The bottom line? The next 12 months is the time integration becomes infrastructure. Organisations that share clean data, present ready-to-use evidence and act as conveners (not just customers) will see the biggest gains in visible policing and real consequences for crime.
In brief …
Unified approach to data sharing: Always-on “fusion cells”, a new model whereby retailer knowledge is shared with law enforcement, will help the police target criminals more efficiently.
Evidence-led consequence: Having easily accessible evidence, such as “arrest-ready” case files (labelled video, statements, timelines), will give police more time to focus on arrests, charges and sentencing.
One voice to policing: Collaboration between sectors or local areas is a must to present to law enforcement as a unified front, not dozens of individuals.
The data story …
Mitie surveyed 100 senior security decision-makers in the UK in August 2025. They shared the following insights.
60% of respondents said they have seen more collaboration between the private and public sector on security issues in the last 18 months *
41% listed collaborating with police and other governing bodies as a step they are taking to improve resilience against physical security threats *
The facts
Since 1 May 2024, work by the Opal Organised Retail Crime team has delivered total custodial sentences for all offenders of over 39 years, highlighting the power of collaboration
As part of the Governments Safer Streets mission, the target is restore neighbourhood policing by delivering 13,000 additional neighbourhood officers and PCSOs across England and Wales by 2029

The time for action
Being reactive is not enough.

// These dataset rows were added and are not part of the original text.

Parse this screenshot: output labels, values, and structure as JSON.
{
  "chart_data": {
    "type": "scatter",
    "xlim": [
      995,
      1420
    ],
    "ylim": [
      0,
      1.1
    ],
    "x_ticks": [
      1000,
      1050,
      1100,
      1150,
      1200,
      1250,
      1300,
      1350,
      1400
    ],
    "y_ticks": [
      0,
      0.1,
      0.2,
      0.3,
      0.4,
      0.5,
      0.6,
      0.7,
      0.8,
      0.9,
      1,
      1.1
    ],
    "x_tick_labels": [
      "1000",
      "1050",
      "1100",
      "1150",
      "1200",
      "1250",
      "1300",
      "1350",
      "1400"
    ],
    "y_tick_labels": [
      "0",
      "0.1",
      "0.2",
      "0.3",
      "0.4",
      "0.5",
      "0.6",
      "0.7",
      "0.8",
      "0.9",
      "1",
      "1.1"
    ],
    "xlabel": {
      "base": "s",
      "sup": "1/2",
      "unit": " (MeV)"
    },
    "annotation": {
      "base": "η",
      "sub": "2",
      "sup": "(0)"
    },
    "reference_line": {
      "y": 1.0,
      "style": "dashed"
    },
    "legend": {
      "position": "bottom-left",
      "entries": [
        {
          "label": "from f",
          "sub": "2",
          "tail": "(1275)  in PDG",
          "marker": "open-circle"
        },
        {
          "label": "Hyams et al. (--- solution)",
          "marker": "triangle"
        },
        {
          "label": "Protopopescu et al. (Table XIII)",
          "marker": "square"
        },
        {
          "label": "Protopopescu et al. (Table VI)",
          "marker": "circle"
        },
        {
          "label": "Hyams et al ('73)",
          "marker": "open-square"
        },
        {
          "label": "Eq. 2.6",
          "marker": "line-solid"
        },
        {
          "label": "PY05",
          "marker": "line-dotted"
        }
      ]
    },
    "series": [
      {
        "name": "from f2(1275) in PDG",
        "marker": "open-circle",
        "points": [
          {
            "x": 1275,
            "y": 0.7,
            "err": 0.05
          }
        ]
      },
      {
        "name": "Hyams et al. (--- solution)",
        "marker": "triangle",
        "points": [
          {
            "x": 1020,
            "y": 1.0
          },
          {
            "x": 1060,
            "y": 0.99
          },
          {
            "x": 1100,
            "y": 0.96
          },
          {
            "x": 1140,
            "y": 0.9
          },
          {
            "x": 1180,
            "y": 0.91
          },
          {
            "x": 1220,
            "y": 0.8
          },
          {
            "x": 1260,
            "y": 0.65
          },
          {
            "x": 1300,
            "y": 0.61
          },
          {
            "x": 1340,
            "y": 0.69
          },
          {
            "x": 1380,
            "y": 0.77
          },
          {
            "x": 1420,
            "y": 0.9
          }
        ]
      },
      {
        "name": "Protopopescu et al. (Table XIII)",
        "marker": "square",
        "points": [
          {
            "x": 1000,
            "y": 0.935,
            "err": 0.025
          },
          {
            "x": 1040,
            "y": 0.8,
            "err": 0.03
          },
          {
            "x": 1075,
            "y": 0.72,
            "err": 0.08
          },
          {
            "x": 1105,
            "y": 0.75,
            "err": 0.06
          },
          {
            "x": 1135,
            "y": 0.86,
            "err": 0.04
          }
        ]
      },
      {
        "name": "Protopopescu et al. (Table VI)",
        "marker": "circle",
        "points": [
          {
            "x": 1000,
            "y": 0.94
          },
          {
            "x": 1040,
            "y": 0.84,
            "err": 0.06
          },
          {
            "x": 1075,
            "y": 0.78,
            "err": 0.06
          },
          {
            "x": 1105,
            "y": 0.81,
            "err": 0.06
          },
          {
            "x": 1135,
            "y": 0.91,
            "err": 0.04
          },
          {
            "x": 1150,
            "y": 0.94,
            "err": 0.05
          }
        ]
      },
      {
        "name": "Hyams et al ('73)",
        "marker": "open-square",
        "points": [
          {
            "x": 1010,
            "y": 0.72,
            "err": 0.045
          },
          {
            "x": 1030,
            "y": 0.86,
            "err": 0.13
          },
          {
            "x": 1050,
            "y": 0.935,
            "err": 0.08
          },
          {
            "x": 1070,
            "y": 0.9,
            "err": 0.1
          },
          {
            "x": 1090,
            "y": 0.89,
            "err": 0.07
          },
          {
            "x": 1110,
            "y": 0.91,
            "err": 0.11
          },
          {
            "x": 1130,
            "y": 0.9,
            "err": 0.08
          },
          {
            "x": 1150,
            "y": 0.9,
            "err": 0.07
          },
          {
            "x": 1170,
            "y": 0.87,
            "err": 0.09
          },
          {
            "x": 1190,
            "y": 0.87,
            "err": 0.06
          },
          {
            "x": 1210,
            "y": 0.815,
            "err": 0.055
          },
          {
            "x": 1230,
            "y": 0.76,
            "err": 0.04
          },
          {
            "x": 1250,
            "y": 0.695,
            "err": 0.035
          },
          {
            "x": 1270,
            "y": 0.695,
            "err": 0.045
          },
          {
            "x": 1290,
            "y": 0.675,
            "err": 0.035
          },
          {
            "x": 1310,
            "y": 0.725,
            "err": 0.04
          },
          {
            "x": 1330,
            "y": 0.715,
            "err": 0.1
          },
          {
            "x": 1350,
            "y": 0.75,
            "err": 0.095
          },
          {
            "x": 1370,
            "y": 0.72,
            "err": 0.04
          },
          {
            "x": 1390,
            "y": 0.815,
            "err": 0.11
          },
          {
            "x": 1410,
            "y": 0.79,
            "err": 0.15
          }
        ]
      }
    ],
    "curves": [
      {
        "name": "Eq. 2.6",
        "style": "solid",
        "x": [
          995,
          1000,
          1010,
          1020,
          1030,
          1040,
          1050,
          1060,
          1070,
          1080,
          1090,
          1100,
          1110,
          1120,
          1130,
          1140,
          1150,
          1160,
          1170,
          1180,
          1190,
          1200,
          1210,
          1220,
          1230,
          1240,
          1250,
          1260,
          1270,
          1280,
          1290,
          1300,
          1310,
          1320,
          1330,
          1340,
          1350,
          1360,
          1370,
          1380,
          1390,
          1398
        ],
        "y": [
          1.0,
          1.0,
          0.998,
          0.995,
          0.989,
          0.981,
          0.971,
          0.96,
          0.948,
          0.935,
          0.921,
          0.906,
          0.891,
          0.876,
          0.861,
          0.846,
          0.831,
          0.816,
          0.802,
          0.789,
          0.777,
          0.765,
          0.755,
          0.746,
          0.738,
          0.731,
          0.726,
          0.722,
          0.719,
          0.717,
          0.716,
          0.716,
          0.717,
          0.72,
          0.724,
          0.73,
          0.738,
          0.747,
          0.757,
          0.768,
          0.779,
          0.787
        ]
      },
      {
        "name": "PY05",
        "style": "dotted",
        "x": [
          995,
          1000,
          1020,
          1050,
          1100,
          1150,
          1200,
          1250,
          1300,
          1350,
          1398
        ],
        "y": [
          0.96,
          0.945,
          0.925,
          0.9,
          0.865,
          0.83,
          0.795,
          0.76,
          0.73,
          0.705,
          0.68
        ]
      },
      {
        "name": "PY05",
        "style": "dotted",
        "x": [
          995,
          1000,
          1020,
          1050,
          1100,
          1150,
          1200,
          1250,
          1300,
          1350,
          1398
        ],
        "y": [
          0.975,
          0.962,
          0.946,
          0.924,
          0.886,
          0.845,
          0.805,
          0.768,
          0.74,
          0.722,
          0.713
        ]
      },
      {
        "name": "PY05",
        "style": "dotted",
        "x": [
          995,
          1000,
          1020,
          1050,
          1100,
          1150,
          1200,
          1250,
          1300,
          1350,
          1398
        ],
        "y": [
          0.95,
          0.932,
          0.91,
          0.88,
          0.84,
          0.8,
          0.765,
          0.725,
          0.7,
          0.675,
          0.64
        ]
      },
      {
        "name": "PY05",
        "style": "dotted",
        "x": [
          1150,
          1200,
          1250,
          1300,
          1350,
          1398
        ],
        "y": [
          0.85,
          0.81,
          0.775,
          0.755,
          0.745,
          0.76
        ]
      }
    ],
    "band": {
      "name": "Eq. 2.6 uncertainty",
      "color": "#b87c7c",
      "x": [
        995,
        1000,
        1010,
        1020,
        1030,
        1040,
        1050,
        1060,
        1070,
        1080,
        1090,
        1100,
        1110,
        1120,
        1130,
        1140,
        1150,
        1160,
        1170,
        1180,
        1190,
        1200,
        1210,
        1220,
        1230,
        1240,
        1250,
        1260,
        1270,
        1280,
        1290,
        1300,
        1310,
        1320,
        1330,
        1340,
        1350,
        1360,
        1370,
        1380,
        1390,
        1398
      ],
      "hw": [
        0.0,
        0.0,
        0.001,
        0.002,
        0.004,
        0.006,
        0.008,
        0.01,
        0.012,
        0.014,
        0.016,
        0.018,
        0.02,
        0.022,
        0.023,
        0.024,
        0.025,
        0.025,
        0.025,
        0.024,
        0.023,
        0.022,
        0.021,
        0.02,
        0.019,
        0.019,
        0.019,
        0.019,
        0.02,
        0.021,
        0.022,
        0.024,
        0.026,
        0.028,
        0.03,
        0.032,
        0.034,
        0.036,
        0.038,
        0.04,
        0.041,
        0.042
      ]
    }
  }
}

Organisations must act.
Mitie’s Security Radar 2025 highlights, through seven key priorities, that the UK security landscape has changed, and will continue to change, at rapid pace. For organisations it is a business imperative that they understand how these changes impact them, their colleagues, and their community. Now is the time for action. Working together to enable safer communities in which everyone can thrive.
* Based on a Mitie survey of 100 senior security decision-makers in the UK in August 2025.